ESTEVAN — For the first time in four years, I was able to make it to a Saskatchewan Roughriders’ home game Sunday.
My folks were in town as they continue to make their way back to B.C. at the end of their cross-Canada trip, and Dad and I thought it would be a good idea to watch the Riders take on the Toronto Argonauts. Ironically, the last time we went to a game was also between Saskatchewan and Toronto, but that was in Toronto.
Granted, this game had a lot going against it when it came to fan support. It was supposed to be played Saturday, but had to be pushed back a day due to a COVID-19 outbreak on the Riders. There were some players on the Riders unable to play. And the Green and White were starting their No. 3 quarterback. He certainly showed why he was a third-string quarterback.
Not exactly a recipe for a game that will appear on ESPN Classic for years to come.
Saskatchewan actually held the lead in the fourth quarter, but ultimately lost by 10.
But still, you have to wonder why the Riders attendance hasn’t been better since the CFL resumed at the start of the 2021 season.
The first game in 2021, against the B.C. Lions, was a sellout. And they had a great crowd on Labour Day last year against the Winnipeg Blue Bombers, but that’s Labour Day. You could have a Labour Day game in which both teams are 0-9 to start the season, and it would still draw a big crowd.
The announced crowds have been fine, usually north of 25,000, but still thousands of fans short of a sellout. The actual attendance has been much lower. A lot of nights, it seems like there are more empty green seats than green-clad fans in the stands.
We’re not at the point in which we’re going to be seeing a Save the Riders Telethon any time soon, and the Riders’ brass hasn’t sounded alarm bells about the future of the team, but the number of fans present has been disappointing.
Last year fans were pointing to the proof of vaccination policy as a reason for the disappointing crowds, but the crowds were low even before that requirement was enacted. (Last August, people were saying a proof of vaccination policy would help). Bottom line, the majority of people in Saskatchewan were double-vaccinated, even last summer and fall, and the vast majority of those in Saskatoon and Regina had two doses of the vaccine.
Last year the CFL was not an entertaining product, and that definitely played a factor in the high volume of empty seats. But the league has made changes to make the game more exciting to watch. Those have paid off, although a lot of work remains before the CFL gets back to 60 points a game we once saw.
Some people might still believe they aren’t getting enough bang for their buck.
A lot of people want to see lower ticket prices. Sometimes I think the CFL forgets its place in the football hierarchy. In terms of the calibre of players, it’s the No. 2 football league on the planet. But it’s not the NFL, and its tickets need to be affordable.
For a family of four from outside of greater Regina area to attend a game, it’s expensive, especially if you want to watch from excellent seats. You also have to factor in food, drinks, fuel costs and possibly even a hotel, along with anything else associated with the cost of a game.

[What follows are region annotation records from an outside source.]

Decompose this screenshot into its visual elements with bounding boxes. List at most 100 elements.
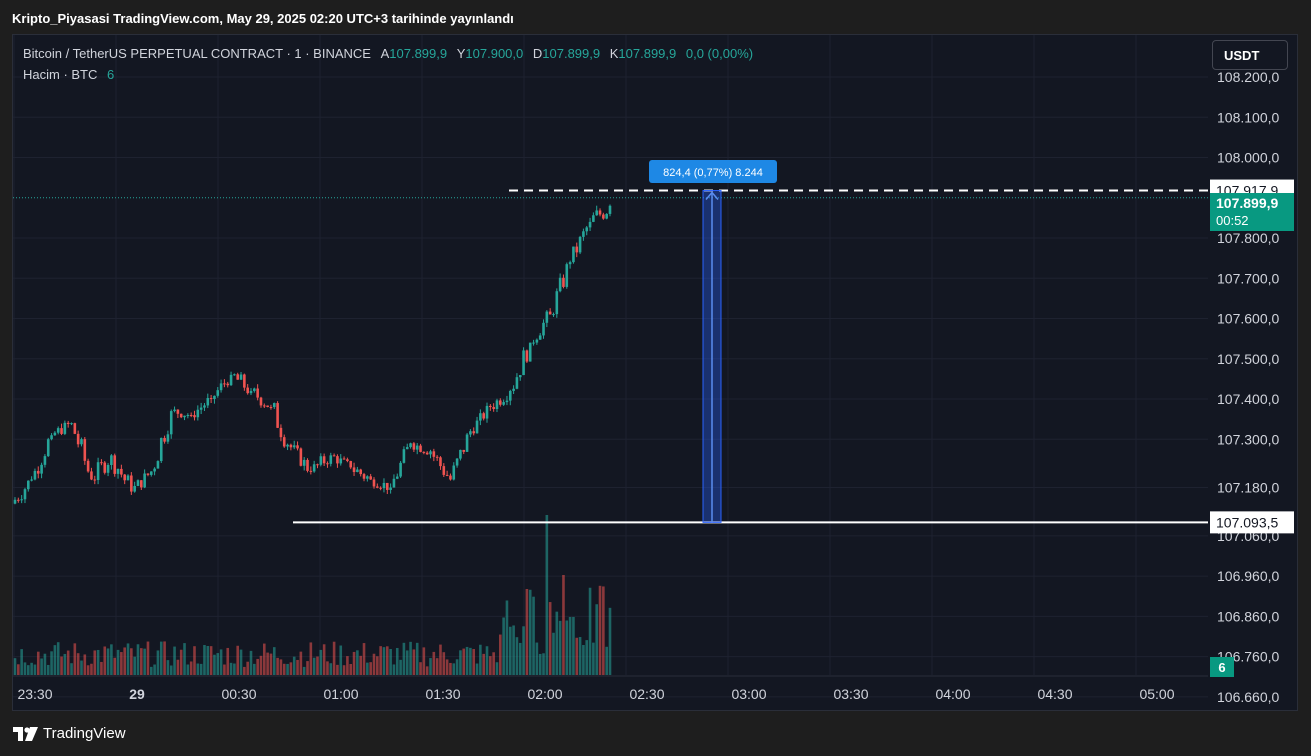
volume-bar bbox=[528, 589, 532, 675]
candlesticks bbox=[13, 204, 612, 505]
candle-body bbox=[36, 470, 40, 474]
volume-bar bbox=[166, 660, 170, 675]
current-price-label: 107.899,9 bbox=[1216, 195, 1278, 211]
tradingview-logo-icon bbox=[13, 726, 38, 741]
volume-bar bbox=[110, 644, 113, 675]
tradingview-logo[interactable]: TradingView bbox=[13, 725, 126, 742]
volume-bar bbox=[209, 646, 213, 675]
volume-bar bbox=[608, 607, 612, 675]
volume-bar bbox=[56, 642, 60, 675]
symbol-name: Bitcoin / TetherUS PERPETUAL CONTRACT · … bbox=[23, 46, 371, 61]
volume-bars bbox=[13, 515, 612, 675]
candle-body bbox=[113, 455, 117, 474]
volume-bar bbox=[36, 651, 40, 675]
symbol-legend: Bitcoin / TetherUS PERPETUAL CONTRACT · … bbox=[23, 46, 753, 61]
candle-body bbox=[249, 390, 253, 394]
close-label: K bbox=[609, 46, 619, 61]
candle-body bbox=[435, 456, 439, 458]
candle-body bbox=[66, 422, 70, 425]
volume-bar bbox=[429, 658, 432, 675]
volume-bar bbox=[292, 656, 296, 675]
volume-bar bbox=[100, 661, 103, 675]
time-tick-label: 05:00 bbox=[1139, 686, 1174, 702]
volume-bar bbox=[176, 659, 180, 675]
candle-body bbox=[50, 435, 53, 440]
candle-body bbox=[392, 478, 396, 488]
volume-bar bbox=[572, 616, 575, 675]
volume-bar bbox=[233, 663, 236, 675]
volume-bar bbox=[136, 644, 140, 675]
candle-body bbox=[40, 464, 43, 474]
volume-bar bbox=[392, 664, 396, 675]
volume-bar bbox=[169, 665, 173, 675]
candle-body bbox=[475, 420, 479, 434]
volume-bar bbox=[489, 656, 492, 675]
volume-bar bbox=[605, 646, 608, 675]
volume-bar bbox=[598, 585, 602, 675]
time-tick-label: 03:30 bbox=[833, 686, 868, 702]
candle-body bbox=[492, 407, 495, 410]
volume-bar bbox=[339, 645, 343, 675]
price-tick-label: 107.180,0 bbox=[1217, 480, 1279, 496]
candle-body bbox=[86, 460, 90, 472]
candle-body bbox=[53, 432, 57, 436]
publish-title: Kripto_Piyasasi TradingView.com, May 29,… bbox=[12, 11, 514, 26]
volume-bar bbox=[329, 663, 333, 675]
price-tick-label: 108.000,0 bbox=[1217, 150, 1279, 166]
volume-bar bbox=[229, 662, 233, 675]
volume-bar bbox=[53, 645, 57, 675]
candle-body bbox=[279, 427, 283, 438]
volume-bar bbox=[116, 649, 120, 675]
candle-body bbox=[588, 221, 592, 228]
price-tick-label: 106.960,0 bbox=[1217, 568, 1279, 584]
volume-bar bbox=[123, 647, 126, 675]
candle-body bbox=[263, 405, 266, 407]
candle-body bbox=[149, 471, 153, 475]
candle-body bbox=[229, 374, 233, 386]
candle-body bbox=[359, 469, 362, 475]
candle-body bbox=[103, 462, 107, 473]
candle-body bbox=[256, 388, 259, 398]
volume-badge-label: 6 bbox=[1218, 660, 1225, 675]
candle-body bbox=[342, 458, 346, 460]
volume-bar bbox=[133, 656, 136, 675]
candle-body bbox=[80, 439, 83, 445]
time-tick-label: 00:30 bbox=[221, 686, 256, 702]
time-tick-label: 29 bbox=[129, 686, 145, 702]
candle-body bbox=[582, 231, 585, 237]
high-value: 107.900,0 bbox=[465, 46, 524, 61]
chart-frame[interactable]: 824,4 (0,77%) 8.244 108.200,0 108.100,0 10… bbox=[12, 34, 1298, 711]
candle-body bbox=[123, 474, 126, 481]
volume-bar bbox=[435, 658, 439, 675]
candle-body bbox=[143, 473, 146, 488]
volume-bar bbox=[23, 662, 27, 675]
currency-button[interactable]: USDT bbox=[1212, 40, 1288, 70]
candle-body bbox=[489, 405, 492, 408]
volume-bar bbox=[183, 643, 186, 675]
candlestick-chart[interactable]: 824,4 (0,77%) 8.244 108.200,0108.100,010… bbox=[13, 35, 1297, 710]
volume-bar bbox=[302, 666, 306, 675]
candle-body bbox=[179, 413, 183, 418]
volume-bar bbox=[578, 637, 582, 675]
volume-bar bbox=[203, 645, 206, 675]
low-value: 107.899,9 bbox=[542, 46, 601, 61]
chart-overlays: 824,4 (0,77%) 8.244 bbox=[13, 160, 1208, 524]
open-label: A bbox=[380, 46, 390, 61]
volume-bar bbox=[186, 664, 190, 675]
candle-body bbox=[322, 456, 326, 464]
volume-bar bbox=[575, 637, 579, 675]
candle-body bbox=[502, 402, 505, 405]
candle-body bbox=[56, 428, 60, 433]
candle-body bbox=[518, 375, 522, 378]
volume-bar bbox=[422, 647, 426, 675]
candle-body bbox=[76, 433, 80, 445]
price-tick-label: 107.600,0 bbox=[1217, 311, 1279, 327]
volume-bar bbox=[479, 644, 482, 675]
volume-bar bbox=[372, 653, 376, 675]
candle-body bbox=[432, 451, 436, 457]
candle-body bbox=[505, 400, 509, 403]
volume-bar bbox=[415, 642, 419, 675]
candle-body bbox=[565, 264, 569, 287]
candle-body bbox=[455, 458, 459, 466]
lower-level-label: 107.093,5 bbox=[1216, 514, 1278, 530]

However, the Riders and other teams will point out that if they lower the price of tickets, they have to sell a proportionately higher number of tickets.
Yes, a large crowd looks better on TV, but will revenues be better if tickets are lower?
Is going to a Rider game the same priority that it was three years ago, even for season ticket holders? Or are they looking at other options for summer entertainment, especially this summer, which is the closest we’ve had to a normal summer in terms of opportunities?
It’s still fun going to a Rider game. Mosaic Stadium is still a wonderful place to watch a game – the best in the league. And the fans are still passionate. But it is frustrating to see so many empty seats at a Rider game, even if it’s a rescheduled game happening at 5 p.m. on a Sunday night.